Machines used for kidney dialysis try to mimic the function of the kidney in the human body. One of the main roles of a kidney is to purify the blood by removing urea and certain salts from it. In a dialysis machine, urea and salts are filtered from the blood with the help of tubes made of a semi-porous membrane. Kidney dialysis machines offer many advantages, as well as disadvantages.
Dialysis at Home
There are two options available for patients who require dialysis—hemodialysis or peritoneal dialysis. With hemodialysis, patients have the option of performing dialysis at home by installing a hemodialysis machine; however, many different things need to be considered before implementing this option, such as the physical and mental capability of the operator, whether the symptoms are stabilised or not, potential complications of other health conditions and if there is space to keep the machine and equipment.
There are people who fulfil the criteria for dialysis at home, but prefer not to use it. Instead many people opt for the care of a professional staff. Home dialysis is also extremely time-consuming. People who help to run the dialysis machine for another person must be consistently available for several hours—normally several days per week.

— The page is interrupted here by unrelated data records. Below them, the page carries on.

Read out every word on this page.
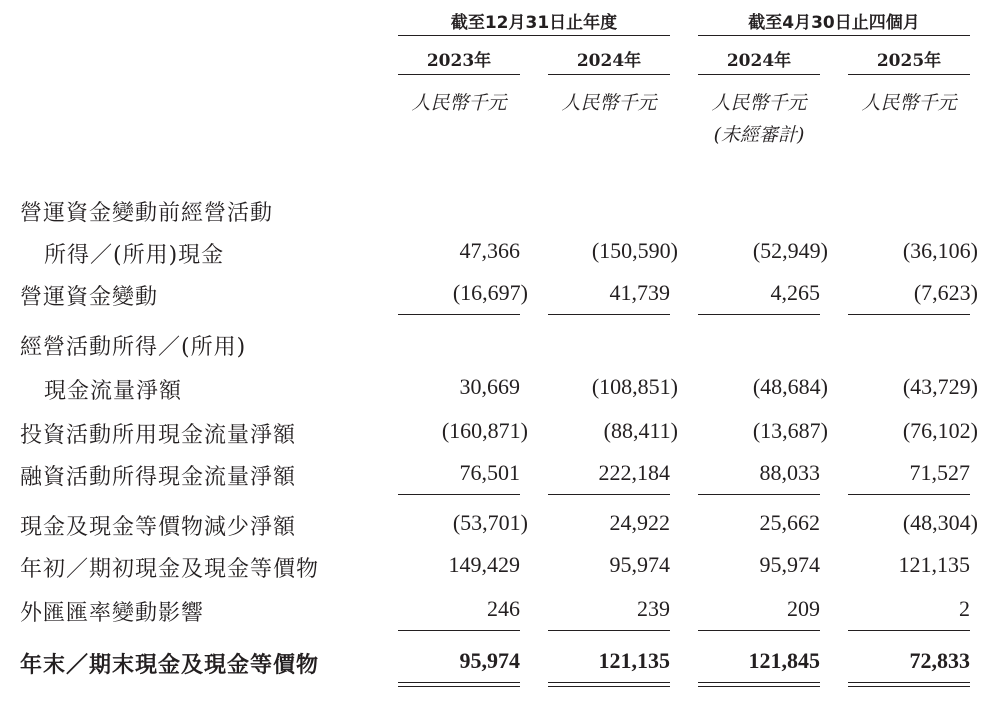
截至12月31日止年度	截至4月30日止四個月
2023年	2024年	2024年	2025年
人民幣千元	人民幣千元	人民幣千元	人民幣千元
(未經審計)
營運資金變動前經營活動
所得／(所用)現金	47,366	(150,590)	(52,949)	(36,106)
營運資金變動	(16,697)	41,739	4,265	(7,623)
經營活動所得／(所用)
現金流量淨額	30,669	(108,851)	(48,684)	(43,729)
投資活動所用現金流量淨額	(160,871)	(88,411)	(13,687)	(76,102)
融資活動所得現金流量淨額	76,501	222,184	88,033	71,527
現金及現金等價物減少淨額	(53,701)	24,922	25,662	(48,304)
年初／期初現金及現金等價物	149,429	95,974	95,974	121,135
外匯匯率變動影響	246	239	209	2
年末／期末現金及現金等價物	95,974	121,135	121,845	72,833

With hemodialysis, the machine does not need to be used as frequently as peritoneal dialysis machines, and the patients get four dialysis-free days in a week.
Peritoneal Dialysis Advantages
Equipment used in peritoneal dialysis is portable, so the patient can travel more freely as they are not confined to a specific area—which is the requirement of hemodialysis.
In hemodialysis, the machine needs to be used three times every week, and a single dialysis session lasts for about four hours. This requires a consistent schedule every week and prevents the person from having the ability to be mobile, due to the immobility of the machine.
Peritoneal dialysis--although mobile--still has the distinct disadvantage that it must be performed everyday.